Ghee: El oro purificado de las grasas saludables

Descripción

El ghee (o grasa de mantequilla) es una mantequilla clarificada a la que se le han eliminado agua y proteínas lácteas mediante calor. El resultado es una grasa estable, duradera y sin lactosa, usada por siglos en cocinas de la India, Medio Oriente y Europa.

Se hace calentando mantequilla lentamente hasta que la grasa dorada se separa de los sólidos lácteos.
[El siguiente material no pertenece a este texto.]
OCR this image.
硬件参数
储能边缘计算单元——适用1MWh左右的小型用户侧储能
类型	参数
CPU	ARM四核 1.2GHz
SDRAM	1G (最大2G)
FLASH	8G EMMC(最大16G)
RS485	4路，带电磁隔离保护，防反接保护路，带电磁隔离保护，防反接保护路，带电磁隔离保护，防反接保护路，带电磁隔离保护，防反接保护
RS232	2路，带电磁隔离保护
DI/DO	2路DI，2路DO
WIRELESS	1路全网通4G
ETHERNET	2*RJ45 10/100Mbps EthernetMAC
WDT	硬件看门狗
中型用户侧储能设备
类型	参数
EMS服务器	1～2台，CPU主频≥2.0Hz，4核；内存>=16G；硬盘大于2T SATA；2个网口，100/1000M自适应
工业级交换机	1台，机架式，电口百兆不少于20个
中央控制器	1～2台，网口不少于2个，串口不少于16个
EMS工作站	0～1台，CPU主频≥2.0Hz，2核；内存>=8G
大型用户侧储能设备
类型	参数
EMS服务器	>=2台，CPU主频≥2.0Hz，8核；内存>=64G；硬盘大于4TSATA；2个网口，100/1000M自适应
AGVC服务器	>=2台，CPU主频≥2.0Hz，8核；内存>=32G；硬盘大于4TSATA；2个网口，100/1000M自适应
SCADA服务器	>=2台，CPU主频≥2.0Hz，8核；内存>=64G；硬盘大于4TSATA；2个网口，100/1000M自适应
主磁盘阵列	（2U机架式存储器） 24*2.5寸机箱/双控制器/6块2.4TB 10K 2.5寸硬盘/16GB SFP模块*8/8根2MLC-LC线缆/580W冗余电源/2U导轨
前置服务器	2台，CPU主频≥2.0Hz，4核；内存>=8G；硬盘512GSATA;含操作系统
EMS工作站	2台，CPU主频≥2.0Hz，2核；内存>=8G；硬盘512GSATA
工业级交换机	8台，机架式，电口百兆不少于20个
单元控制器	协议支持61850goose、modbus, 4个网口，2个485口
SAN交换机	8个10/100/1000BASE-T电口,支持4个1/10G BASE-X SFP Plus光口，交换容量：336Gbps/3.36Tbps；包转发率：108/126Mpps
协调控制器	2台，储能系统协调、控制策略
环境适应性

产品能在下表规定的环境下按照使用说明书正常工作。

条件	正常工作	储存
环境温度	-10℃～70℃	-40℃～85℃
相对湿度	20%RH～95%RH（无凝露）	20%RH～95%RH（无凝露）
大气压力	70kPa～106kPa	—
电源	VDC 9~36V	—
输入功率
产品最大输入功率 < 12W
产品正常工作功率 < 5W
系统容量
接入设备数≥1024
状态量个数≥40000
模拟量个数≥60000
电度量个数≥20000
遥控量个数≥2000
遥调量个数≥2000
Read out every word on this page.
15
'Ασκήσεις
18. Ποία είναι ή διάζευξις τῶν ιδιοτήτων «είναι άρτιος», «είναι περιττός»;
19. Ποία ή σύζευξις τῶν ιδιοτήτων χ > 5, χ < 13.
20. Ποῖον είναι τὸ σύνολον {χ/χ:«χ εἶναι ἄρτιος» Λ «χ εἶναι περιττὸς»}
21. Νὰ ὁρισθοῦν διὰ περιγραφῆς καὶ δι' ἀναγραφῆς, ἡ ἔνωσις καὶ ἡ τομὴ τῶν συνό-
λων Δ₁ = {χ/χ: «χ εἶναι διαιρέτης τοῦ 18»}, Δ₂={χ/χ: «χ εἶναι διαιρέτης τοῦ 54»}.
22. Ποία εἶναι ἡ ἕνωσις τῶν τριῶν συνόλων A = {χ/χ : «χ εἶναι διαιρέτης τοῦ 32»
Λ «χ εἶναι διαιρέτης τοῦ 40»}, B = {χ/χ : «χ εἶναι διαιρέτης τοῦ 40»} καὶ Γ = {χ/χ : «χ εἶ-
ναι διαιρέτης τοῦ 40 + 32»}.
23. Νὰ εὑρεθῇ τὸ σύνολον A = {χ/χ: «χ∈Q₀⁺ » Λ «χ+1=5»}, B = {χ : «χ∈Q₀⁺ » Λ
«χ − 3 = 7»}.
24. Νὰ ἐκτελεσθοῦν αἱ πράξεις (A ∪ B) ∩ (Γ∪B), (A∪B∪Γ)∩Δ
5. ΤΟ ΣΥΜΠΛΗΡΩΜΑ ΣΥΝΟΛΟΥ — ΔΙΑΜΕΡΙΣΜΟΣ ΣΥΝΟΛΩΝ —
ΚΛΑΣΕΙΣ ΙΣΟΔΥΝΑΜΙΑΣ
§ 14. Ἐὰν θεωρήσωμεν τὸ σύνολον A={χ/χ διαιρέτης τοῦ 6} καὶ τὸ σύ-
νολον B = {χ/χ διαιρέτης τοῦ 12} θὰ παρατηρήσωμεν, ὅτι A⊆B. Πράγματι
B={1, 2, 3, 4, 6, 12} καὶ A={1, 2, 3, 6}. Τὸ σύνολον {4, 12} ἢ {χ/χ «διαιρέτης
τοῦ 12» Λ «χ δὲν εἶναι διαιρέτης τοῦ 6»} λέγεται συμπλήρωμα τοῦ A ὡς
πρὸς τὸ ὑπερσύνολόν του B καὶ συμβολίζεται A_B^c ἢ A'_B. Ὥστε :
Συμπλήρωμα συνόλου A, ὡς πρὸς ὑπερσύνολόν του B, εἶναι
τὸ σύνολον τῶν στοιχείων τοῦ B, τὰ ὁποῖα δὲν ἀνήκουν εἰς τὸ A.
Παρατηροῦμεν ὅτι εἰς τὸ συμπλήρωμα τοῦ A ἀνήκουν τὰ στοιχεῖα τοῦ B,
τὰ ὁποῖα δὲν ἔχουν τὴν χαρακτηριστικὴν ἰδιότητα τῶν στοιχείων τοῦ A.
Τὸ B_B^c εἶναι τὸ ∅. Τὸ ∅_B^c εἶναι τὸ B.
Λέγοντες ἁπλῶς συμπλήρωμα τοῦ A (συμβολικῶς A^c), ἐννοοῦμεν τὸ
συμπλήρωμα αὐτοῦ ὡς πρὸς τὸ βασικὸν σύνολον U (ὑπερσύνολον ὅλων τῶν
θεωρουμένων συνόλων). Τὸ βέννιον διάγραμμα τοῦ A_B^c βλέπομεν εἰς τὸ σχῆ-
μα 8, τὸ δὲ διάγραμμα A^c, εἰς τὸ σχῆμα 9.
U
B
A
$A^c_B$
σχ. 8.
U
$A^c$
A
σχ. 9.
Esta grasa es rica en ácidos grasos saturados, pero su alto punto de humo la hace ideal para freír y saltear, siendo una alternativa nutritiva a aceites vegetales.

Usos del Ghee

  • Para freír: Aguanta altas temperaturas sin quemarse.
  • Cocinar: Sazona arroz, currys y verduras.
  • Repostería: Grasa base para postres.
  • Medicinal: Usado en Ayurveda y cuidado de la piel.

El sabor del ghee es a nuez, dulce y más limpio que la mantequilla. Se unta a temperatura ambiente y endurece en frío. Al no tener lactosa ni caseína, es apto para intolerantes a lácteos (si está bien hecho).

Nutrición y salud

100 g de ghee tienen unas 892 kcal, todo grasa. Rico en vitaminas A, E y D, apoya la visión, inmunidad y huesos. Contiene butirato, que tiene efectos antiinflamatorios y protectores del intestino.

Tiene grasas saturadas e insaturadas, por lo que su consumo equilibrado puede favorecer el metabolismo lipídico. Su estabilidad al calor lo hace mejor que aceites sensibles.

Si buscas una grasa natural, sabrosa y sin lactosa, el ghee es perfecto: saludable y delicioso.